フリードリヒ・キットラー
1943年6月12日にザクセン州のロホリッツ(英語: Rochlitz)にて、ギムナジウム教師の父ギュスターフ・アドルフ・キットラーとその妻の間に生まれる[1]。1958年に一家で西ドイツに亡命し、1958年から1963年の間バーデン=ヴュルテンベルク州ラール(英語: Lahr)のギムナジウムに通う[2]。1963年から1972年のあいだ、アルベルト・ルートヴィヒ大学フライブルク(フライブルク大学)で、ドイツ文学(特にロマン主義文学)や哲学を学ぶ[2]。この頃フランスのポスト構造主義(ジャック・ラカン、ミシェル・フーコー、ジャック・デリダ)に影響を受ける[2]。
1976年にコンラート・フェルディナント・マイヤーについての論文『夢と語り――コンラート・フェルディナント・マイヤーのコミュニケーション状況の分析』で博士号を取得する[2]。同論文は1977年に単著として刊行される。1976年から1986年の間、フライブルク大学でドイツ文学研究室の助手を務める[2]。
1984年にフライブルク大学へ提出された『書き取りシステム1800・1900』で教授資格を取得する[2]。同論文は1985年に書籍として刊行される。
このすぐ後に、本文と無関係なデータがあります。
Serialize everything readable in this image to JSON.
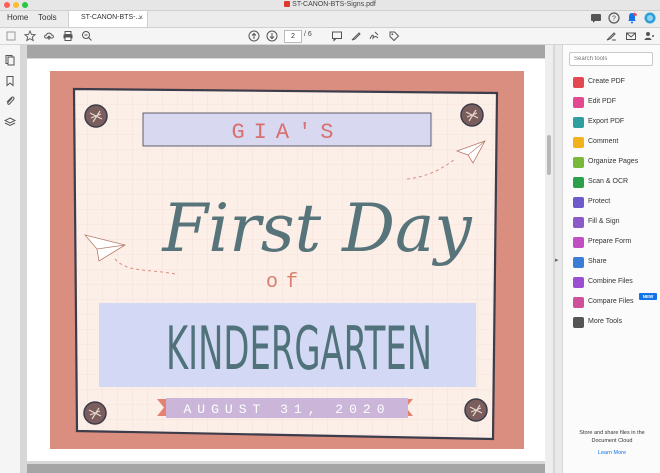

アメリカのカリフォルニア大学バークレー校(1982年-1983年)、カリフォルニア大学サンタバーバラ校(1982年-1983年)、スタンフォード大学(1982年-1983年)、スイスのバーゼル大学(1986年)で客員助教・客員教授に就く[2]。
1986年に『グラモフォン・フィルム・タイプライター』を刊行する。1986年から1990年の期間、カッセル大学を拠点として行われた、ドイツ研究振興協会(DFG)の「文学とメディア分析」プロジェクトに参加する[2]。1987年にはルール大学ボーフムで現代ドイツ文学の教授に着任する[2]。
1993年にフンボルト大学ベルリンに美学・メディア史の教授として着任する[3]。同年、メディア理論研究への貢献について、カールスルーエ・アート・アンド・メディア・センター(ZKM)から「ジーメンス・メディアアート賞」を授与される[4]。1996年にはイエール大学、1997年にはコロンビア大学にて客員教授を務める[2]。
2001年からフンボルト大学ベルリンのヘルマン・フォン・ヘルムホルツ文化研究所(ドイツ語: Hermann von Helmholtz-Zentrum für Kulturtechnik)の副所長を務める。また、同研究所を拠点に進められたドイツ研究振興協会(DFG)の研究プロジェクト「像、書、数(Bild Schrift Zahl)」に参加する[2]。
2011年10月18日にベルリンにて68歳で没する[5]。墓はベルリンのドロテーエンシュタット墓地に置かれている。